Though retail inflation fell in the first half of this year and came down to 4.25% in May 2023, it shot up sharply in June to 4.81% and in July to 7.44%. So, unless there is a concrete sign of durable reduction in inflation, the RBI is unlikely to go for a repo rate cut. The possibility of any rate cut in the next Monetary Policy Committee meeting also appears remote.
What should you do with your fixed deposit?
While some banks may yet raise their FD rates, any significant hike looks unlikely. A reduction in rates is only a matter of time; the question is whether it will happen in 3 months or after that. Therefore, the current interest rates on FDs can be considered very close to the recent peak in the current interest rate hike cycle.

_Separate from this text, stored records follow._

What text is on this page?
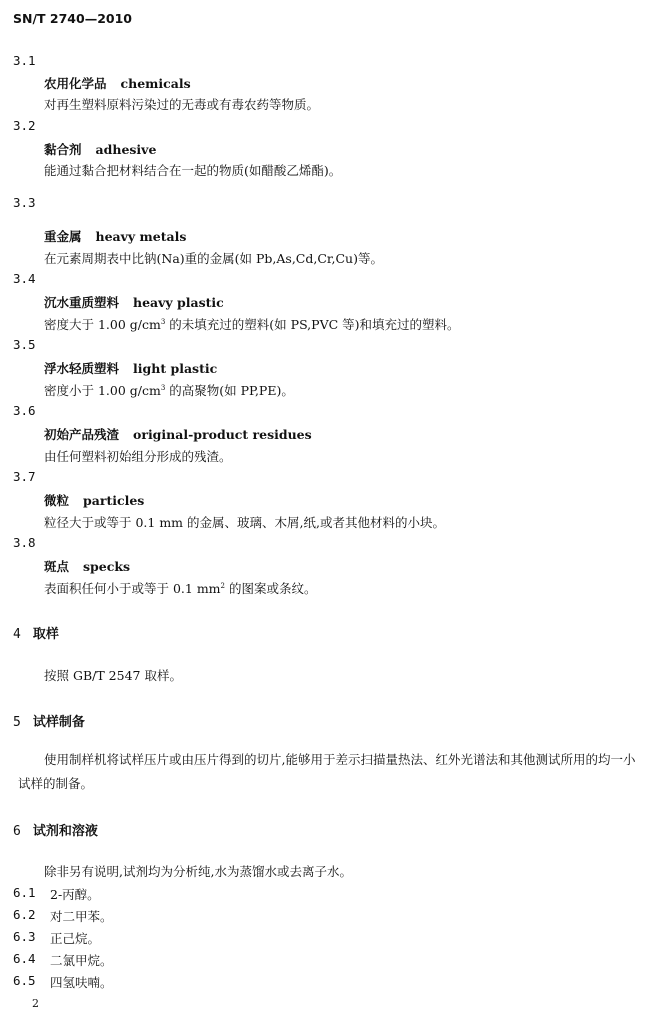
SN/T 2740—2010
3.1
农用化学品 chemicals
对再生塑料原料污染过的无毒或有毒农药等物质。
3.2
黏合剂 adhesive
能通过黏合把材料结合在一起的物质(如醋酸乙烯酯)。
3.3
重金属 heavy metals
在元素周期表中比钠(Na)重的金属(如 Pb,As,Cd,Cr,Cu)等。
3.4
沉水重质塑料 heavy plastic
密度大于 1.00 $g/cm^3$ 的未填充过的塑料(如 PS,PVC 等)和填充过的塑料。
3.5
浮水轻质塑料 light plastic
密度小于 1.00 $g/cm^3$ 的高聚物(如 PP,PE)。
3.6
初始产品残渣 original-product residues
由任何塑料初始组分形成的残渣。
3.7
微粒 particles
粒径大于或等于 0.1 mm 的金属、玻璃、木屑,纸,或者其他材料的小块。
3.8
斑点 specks
表面积任何小于或等于 0.1 $mm^2$ 的图案或条纹。
4 取样
按照 GB/T 2547 取样。
5 试样制备
使用制样机将试样压片或由压片得到的切片,能够用于差示扫描量热法、红外光谱法和其他测试所用的均一小试样的制备。
6 试剂和溶液
除非另有说明,试剂均为分析纯,水为蒸馏水或去离子水。
6.1 2-丙醇。
6.2 对二甲苯。
6.3 正己烷。
6.4 二氯甲烷。
6.5 四氢呋喃。
2
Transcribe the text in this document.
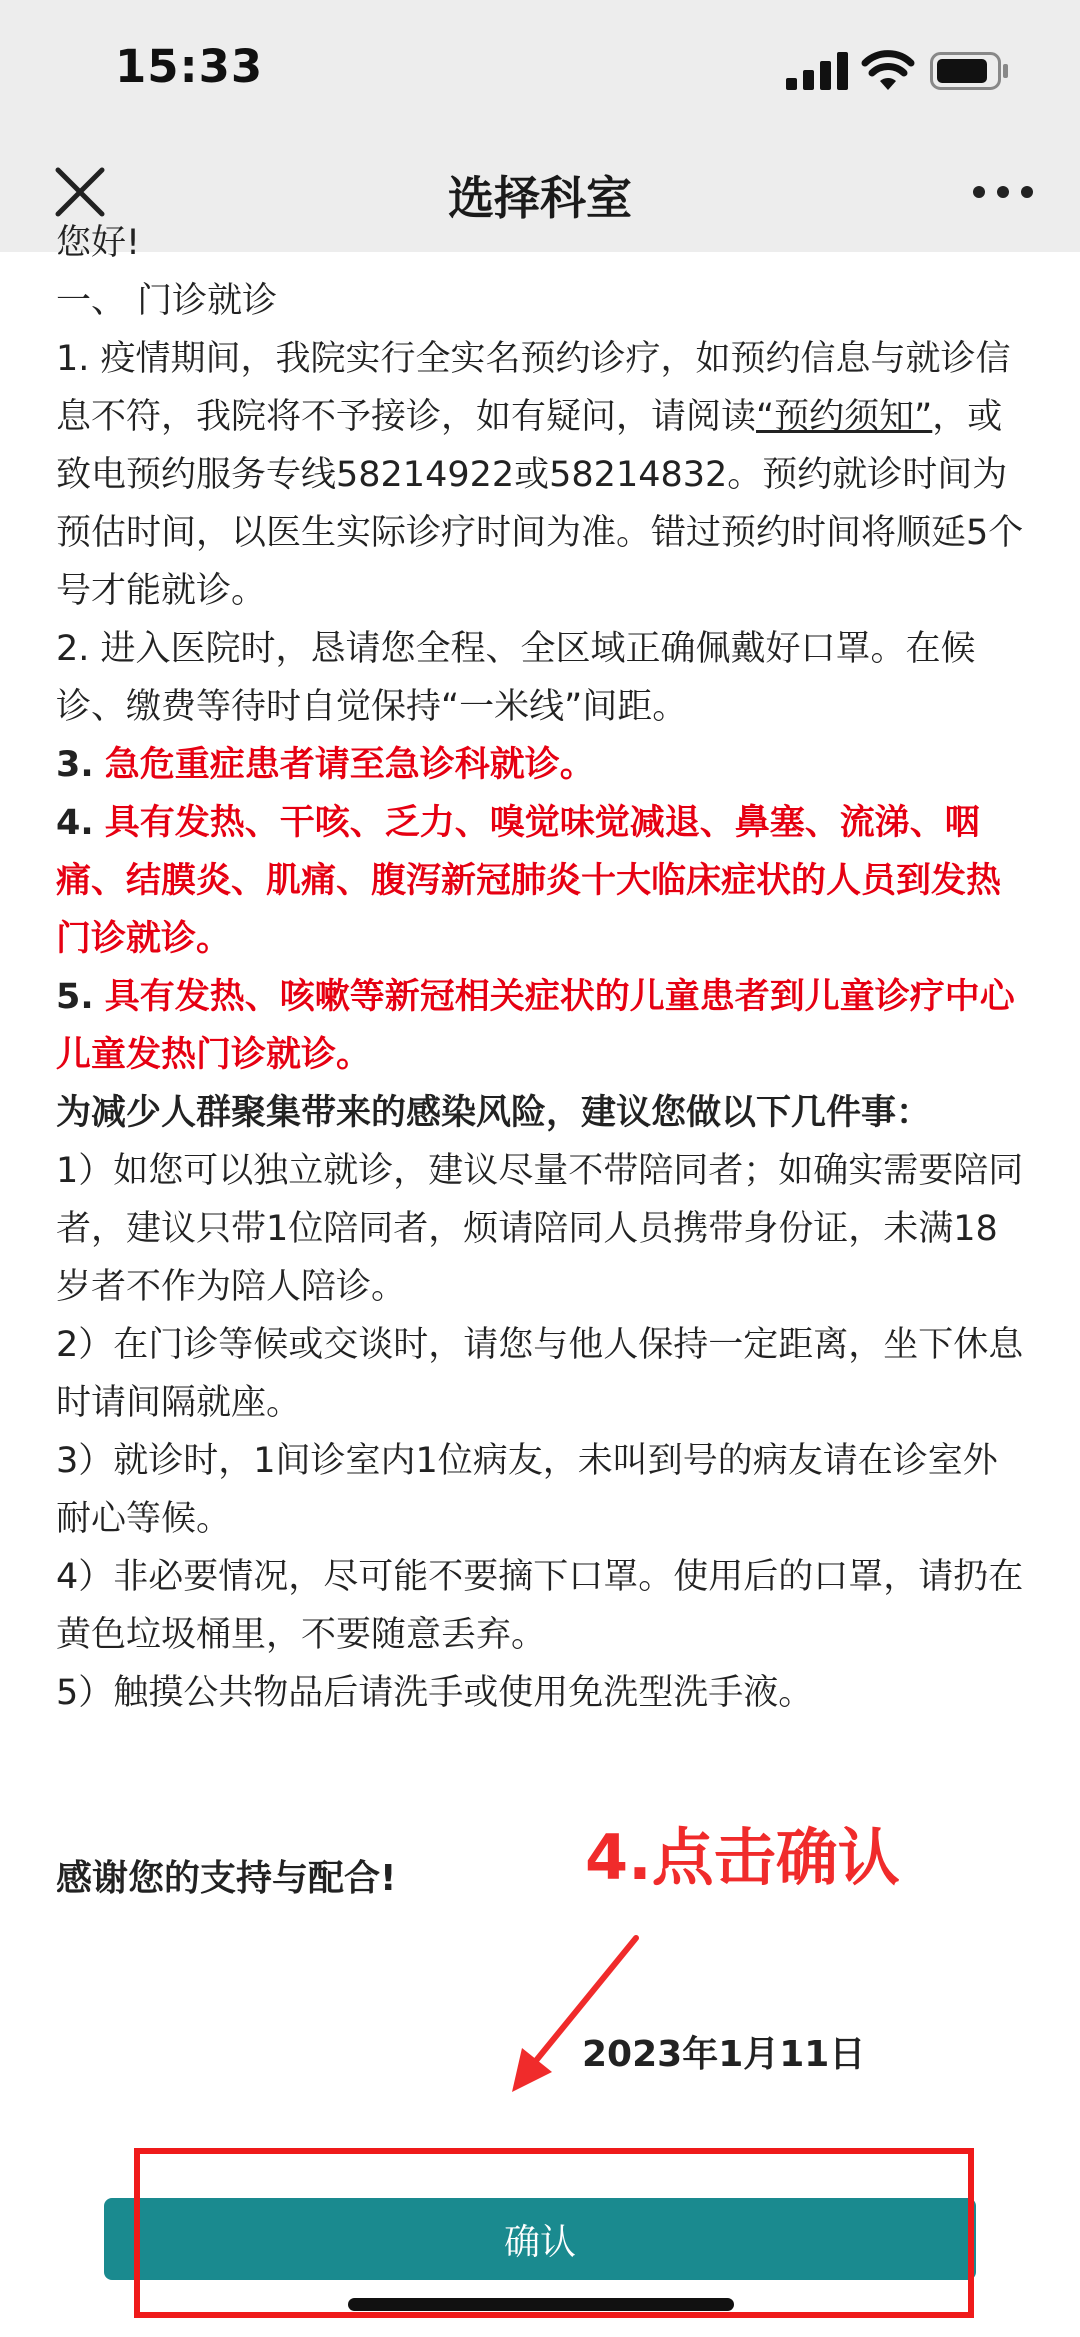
15:33
选择科室
您好!

一、 门诊就诊

1. 疫情期间，我院实行全实名预约诊疗，如预约信息与就诊信息不符，我院将不予接诊，如有疑问，请阅读“预约须知”，或致电预约服务专线58214922或58214832。预约就诊时间为预估时间，以医生实际诊疗时间为准。错过预约时间将顺延5个号才能就诊。

2. 进入医院时，恳请您全程、全区域正确佩戴好口罩。在候诊、缴费等待时自觉保持“一米线”间距。

3. 急危重症患者请至急诊科就诊。

4. 具有发热、干咳、乏力、嗅觉味觉减退、鼻塞、流涕、咽痛、结膜炎、肌痛、腹泻新冠肺炎十大临床症状的人员到发热门诊就诊。

5. 具有发热、咳嗽等新冠相关症状的儿童患者到儿童诊疗中心儿童发热门诊就诊。

为减少人群聚集带来的感染风险，建议您做以下几件事：

1）如您可以独立就诊，建议尽量不带陪同者；如确实需要陪同者，建议只带1位陪同者，烦请陪同人员携带身份证，未满18岁者不作为陪人陪诊。

2）在门诊等候或交谈时，请您与他人保持一定距离，坐下休息时请间隔就座。

3）就诊时，1间诊室内1位病友，未叫到号的病友请在诊室外耐心等候。

4）非必要情况，尽可能不要摘下口罩。使用后的口罩，请扔在黄色垃圾桶里，不要随意丢弃。

5）触摸公共物品后请洗手或使用免洗型洗手液。

感谢您的支持与配合!
2023年1月11日
4.点击确认
确认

This may be the last window in a long time for you to deploy your deposits at the prevailing high interest rates. "We expect that the key policy rates will come down post-Q2 2024. Gradually, the market will start factoring this, which will have a downward impact on the FD returns of various banks, small finance banks, and NBFCs. Given the context, this is the best time to lock your money into high-return FDs. Small finance banks are a good choice as they offer about 1-2% per annum extra interest compared to most established banks," says Anshul Gupta, Co-Founder and Chief Investment Officer, Wint Wealth.
If you have a high risk appetite, go for deposits in small finance banks. Many of these have been offering high interest rates. Some offer an interest rate of 9% to general citizens and 9.5% to senior citizens. However, remember not to go overboard with FDs in small finance banks.
It is better to keep your exposure within the insurance limit of Rs 5 lakh. For higher deposits, use different types of account in different capacities, which will make you eligible for the Rs 5 lakh cover separately on each account.